Umayyah always had feelings for this young doctor. So she risked her life and allowed it to be tested on her. The problem with smelling chloroform is it could arouse a person. Umayyah was aroused on one of her experiments. The doctor and the assistant got a bit too personal. They were young. She was in love with him. He was educated, rich, and handsome. He cared for people. Before they knew it, they were making love. With time, they became intimate more than once. It didn't take chloroform no more.
One day Umayyah asked Uwais to marry her. But Uwais let her know that his father will never allow this relationship. Moreover, he said he couldn't afford to get married at this juncture of his career. Umayyah was heartbroken. Neither did she have anywhere else to go, nor anyone else to call her own. She needed the job so she couldn't leave him either. She felt used. Eventually, she started hating him. Although soon after she said yes to Majid when he asked her hand for marriage. Majid was Uwais' classmate, and was a regular at their clinic. He didn't care about her family. This was Umayyah's way of getting revenge on the man who betrayed her.
After marriage, she quit working for him. Soon, Majid told Uwais that she was pregnant. This made him jealous. For the first time, he wanted her back.
Majid loved his wife very much. As her date of delivery neared he became more anxious. So Uwais suggested the use of chloroform to ease her suffering while giving birth. Even Queen Victoria had done this. Being a doctor, Majid eventually agreed. Umayyah hated this idea. She couldn't stand Uwais, but couldn't tell her husband that. Uwais was after all a renowned practitioner in Hyderabad.
At the day of delivery, she and Uwais was alone for a brief time. This was the first time they were together in a room after her marriage. For some reason she said this could very well be his child, but Uwais doesn't deserve to be a father as Majid is more the ideal man. Uwais' jealousy grew hearing this. Her words angered him. She was jeering him on.
He went to Majid and told her that she had a pelvic problem and that's not good. He asked him how come he didn't get that checked earlier. Majid was petrified. It was too late now. He just asked Uwais to do his best.
There was actually no problem with her. Jealousy had consumed Uwais. He stood at her house with the responsibility of taking care of her birth, and here she was mocking her. He even felt that it could be a threat. Evil had overtaken his thoughts.
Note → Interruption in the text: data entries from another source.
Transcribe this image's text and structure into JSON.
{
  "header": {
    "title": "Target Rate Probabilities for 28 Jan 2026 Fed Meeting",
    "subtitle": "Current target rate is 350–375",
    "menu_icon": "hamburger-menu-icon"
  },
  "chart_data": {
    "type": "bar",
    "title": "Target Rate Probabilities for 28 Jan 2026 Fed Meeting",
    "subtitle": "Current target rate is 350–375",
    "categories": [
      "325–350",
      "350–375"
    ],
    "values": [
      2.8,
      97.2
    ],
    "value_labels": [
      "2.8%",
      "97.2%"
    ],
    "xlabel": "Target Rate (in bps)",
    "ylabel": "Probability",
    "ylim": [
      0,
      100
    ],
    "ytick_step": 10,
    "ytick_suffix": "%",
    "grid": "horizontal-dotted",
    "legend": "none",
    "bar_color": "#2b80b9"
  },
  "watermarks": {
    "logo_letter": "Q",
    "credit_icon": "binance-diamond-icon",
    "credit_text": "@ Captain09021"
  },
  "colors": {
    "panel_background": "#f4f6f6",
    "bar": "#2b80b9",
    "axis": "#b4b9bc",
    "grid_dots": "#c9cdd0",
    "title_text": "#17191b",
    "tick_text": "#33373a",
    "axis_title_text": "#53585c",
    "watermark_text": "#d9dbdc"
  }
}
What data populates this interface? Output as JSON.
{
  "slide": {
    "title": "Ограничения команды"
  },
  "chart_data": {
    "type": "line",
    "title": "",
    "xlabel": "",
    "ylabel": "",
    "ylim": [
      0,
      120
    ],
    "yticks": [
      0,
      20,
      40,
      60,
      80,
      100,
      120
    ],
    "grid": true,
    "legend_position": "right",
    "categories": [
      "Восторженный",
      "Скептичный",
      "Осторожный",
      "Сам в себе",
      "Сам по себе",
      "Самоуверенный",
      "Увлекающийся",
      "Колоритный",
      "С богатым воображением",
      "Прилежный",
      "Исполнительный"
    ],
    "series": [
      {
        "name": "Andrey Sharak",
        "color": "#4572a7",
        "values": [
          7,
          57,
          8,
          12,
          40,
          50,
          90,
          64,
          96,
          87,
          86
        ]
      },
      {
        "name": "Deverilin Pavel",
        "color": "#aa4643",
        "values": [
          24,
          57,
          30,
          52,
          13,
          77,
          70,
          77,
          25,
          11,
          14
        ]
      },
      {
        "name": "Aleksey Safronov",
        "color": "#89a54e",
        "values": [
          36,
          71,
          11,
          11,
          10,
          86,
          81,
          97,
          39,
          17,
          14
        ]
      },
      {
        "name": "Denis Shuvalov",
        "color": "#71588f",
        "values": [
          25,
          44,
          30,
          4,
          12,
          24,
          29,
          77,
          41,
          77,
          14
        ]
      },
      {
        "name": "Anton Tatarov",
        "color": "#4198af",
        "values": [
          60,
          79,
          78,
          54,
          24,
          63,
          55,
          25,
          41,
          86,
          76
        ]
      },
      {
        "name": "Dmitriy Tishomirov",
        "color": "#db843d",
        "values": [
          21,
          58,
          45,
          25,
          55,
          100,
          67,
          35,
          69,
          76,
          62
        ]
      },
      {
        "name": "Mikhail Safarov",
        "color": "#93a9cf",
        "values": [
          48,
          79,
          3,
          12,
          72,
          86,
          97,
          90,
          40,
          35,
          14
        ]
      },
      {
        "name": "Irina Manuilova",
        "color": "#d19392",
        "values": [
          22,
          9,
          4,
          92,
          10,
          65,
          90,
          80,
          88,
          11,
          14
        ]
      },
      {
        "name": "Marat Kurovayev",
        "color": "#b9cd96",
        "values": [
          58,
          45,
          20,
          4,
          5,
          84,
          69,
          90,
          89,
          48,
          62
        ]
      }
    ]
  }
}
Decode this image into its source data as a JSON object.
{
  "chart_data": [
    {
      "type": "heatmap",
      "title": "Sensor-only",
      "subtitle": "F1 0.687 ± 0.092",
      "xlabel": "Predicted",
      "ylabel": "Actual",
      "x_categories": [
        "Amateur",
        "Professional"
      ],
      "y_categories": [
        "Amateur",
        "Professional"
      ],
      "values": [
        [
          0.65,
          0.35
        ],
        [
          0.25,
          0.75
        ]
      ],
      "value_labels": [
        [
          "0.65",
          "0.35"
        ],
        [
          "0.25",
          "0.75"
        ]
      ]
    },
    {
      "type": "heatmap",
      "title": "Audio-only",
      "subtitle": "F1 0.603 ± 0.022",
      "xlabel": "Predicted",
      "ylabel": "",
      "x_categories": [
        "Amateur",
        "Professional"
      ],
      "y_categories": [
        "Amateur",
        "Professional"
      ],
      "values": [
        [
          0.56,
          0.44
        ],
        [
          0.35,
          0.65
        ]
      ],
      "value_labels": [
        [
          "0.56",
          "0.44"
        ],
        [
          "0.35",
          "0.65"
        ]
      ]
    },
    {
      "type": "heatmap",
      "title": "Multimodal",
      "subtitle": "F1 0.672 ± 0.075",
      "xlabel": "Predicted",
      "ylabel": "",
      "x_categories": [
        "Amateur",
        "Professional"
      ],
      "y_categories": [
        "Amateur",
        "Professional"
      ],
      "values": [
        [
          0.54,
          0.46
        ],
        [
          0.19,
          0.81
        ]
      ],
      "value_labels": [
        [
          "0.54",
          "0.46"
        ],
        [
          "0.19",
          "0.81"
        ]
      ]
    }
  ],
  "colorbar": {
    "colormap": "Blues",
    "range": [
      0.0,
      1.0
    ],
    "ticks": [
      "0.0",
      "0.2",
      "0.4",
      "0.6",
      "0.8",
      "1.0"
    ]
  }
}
Before even realising what he has done, Uwais killed her and the baby by overdosing. No one ever suspected him. He cried harder than Majid that day.
After few months, Majid left to London. Uwais was too scared to continue in Hyderabad. He moved to Faziabad. He never married. He never kept an assistant.
Everyday he remembered Umayyah. But everytime he thought about her, hatred consumed his heart. He thought had she persuaded he would have married her. She had to make a mockery out of his life instead. He blamed it all on her.
At old age, he thought he finally found some solace. He thought he had found a son in Yathrib. But she wouldn't allow that. She wants to tarnish his reputation, and he couldn't allow that. Not in this lifetime.
Uwais opened the kid's eyelids. His pupils were pointing downwards. He took another bottle and overdosed the kid. He held the mask tightly to his face. The kid hardly moved. When that was over he took another bottle with pills and had it all. He looked at the bed and saw the boy's soul leaving him to a large source of illumination. It was getting bigger and bigger. Uwais couldn't keep up with it.